7. The intelligent environmental perception and video risk warning system for vehicle-mounted displays according to claim 1, characterized in that, The visual warning elements in the display rendering module include semi-transparent warning icons, dynamic bounding boxes, or trajectory prediction arrows. Their Z-depth values ​​are forcibly set to be slightly higher than the background video layer but lower than the human-computer interaction control layer to ensure reasonable visual priority.

8. The intelligent environmental perception and video risk warning system for vehicle-mounted displays according to claim 1, characterized in that, The display rendering module integrates a color adaptive adjustment unit, which is connected to the ambient light sensor and the OLED display driving circuit. It dynamically adjusts the luminous intensity of RGB sub-pixels according to the digital illuminance value, so that the warning graphic maintains a constant subjective brightness under different lighting conditions.

9. A method for intelligent environmental perception and video risk warning for vehicle-mounted displays, applicable to the intelligent environmental perception and video risk warning system for vehicle-mounted displays as described in any one of claims 1-8, characterized in that, Includes the following steps: Start the environmental perception module to synchronously trigger each sensor to perform frame-level sampling and attach a hardware timestamp; The spatiotemporal reference generation module continuously outputs a unified spatiotemporal reference signal; The multimodal data fusion module performs spatiotemporal alignment, coordinate transformation, and cross-modal semantic fusion on the original sensor data based on the unified spatiotemporal reference to generate a fused tensor sequence; The risk decision engine module performs static rule matching and dynamic model reasoning based on the fused tensor sequence, and outputs a list of risk events; The video frame synchronization processing module performs motion extrapolation correction on the spatial location of risk events based on the perceived link delay parameters, and encapsulates the corrected data into structured metadata packets and appends them to the corresponding video frames.

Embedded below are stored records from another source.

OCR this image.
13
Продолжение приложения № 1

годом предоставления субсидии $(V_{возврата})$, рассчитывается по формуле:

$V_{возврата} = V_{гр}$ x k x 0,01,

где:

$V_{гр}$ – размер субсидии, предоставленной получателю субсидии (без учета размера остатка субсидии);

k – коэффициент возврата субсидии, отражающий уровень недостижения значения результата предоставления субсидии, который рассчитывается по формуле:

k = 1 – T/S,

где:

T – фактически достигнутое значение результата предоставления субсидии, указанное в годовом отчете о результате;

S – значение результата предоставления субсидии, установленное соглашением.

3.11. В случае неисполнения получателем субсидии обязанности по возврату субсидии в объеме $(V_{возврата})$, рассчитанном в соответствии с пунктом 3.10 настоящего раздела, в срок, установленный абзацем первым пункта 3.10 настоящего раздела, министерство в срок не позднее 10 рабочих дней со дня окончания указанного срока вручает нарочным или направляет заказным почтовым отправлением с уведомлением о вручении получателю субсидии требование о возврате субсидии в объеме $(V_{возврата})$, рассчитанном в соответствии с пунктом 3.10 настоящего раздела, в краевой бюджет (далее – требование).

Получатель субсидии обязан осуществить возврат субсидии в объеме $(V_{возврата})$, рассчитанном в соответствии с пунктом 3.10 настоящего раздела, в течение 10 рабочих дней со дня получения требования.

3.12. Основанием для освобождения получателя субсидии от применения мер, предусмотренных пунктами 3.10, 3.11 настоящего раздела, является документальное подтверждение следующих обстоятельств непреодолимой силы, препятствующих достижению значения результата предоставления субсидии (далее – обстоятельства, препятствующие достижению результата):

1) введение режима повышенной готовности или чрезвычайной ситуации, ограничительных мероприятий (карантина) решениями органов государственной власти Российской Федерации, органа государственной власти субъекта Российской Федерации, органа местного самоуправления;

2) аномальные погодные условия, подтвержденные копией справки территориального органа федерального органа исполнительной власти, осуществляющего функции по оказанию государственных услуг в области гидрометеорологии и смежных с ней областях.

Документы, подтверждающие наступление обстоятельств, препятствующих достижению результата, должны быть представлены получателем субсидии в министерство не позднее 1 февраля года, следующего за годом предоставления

The display rendering module parses the metadata in the enhanced video frames, calls the graphics template library to generate visual warning elements, and completes the final image composition and output.

10. A method for intelligent environmental perception and video risk warning for vehicle-mounted displays according to claim 9, characterized in that, In the multimodal data fusion step, the visible light image and the infrared image are subjected to pixel-level geometric correction through a pre-calibrated intrinsic and extrinsic parameter matrix; the millimeter-wave radar point cloud is transformed to the image plane coordinate system through radar and vision joint calibration parameters; and the driver state feature vector is supplemented with the gaze direction vector in the vehicle's internal coordinate system.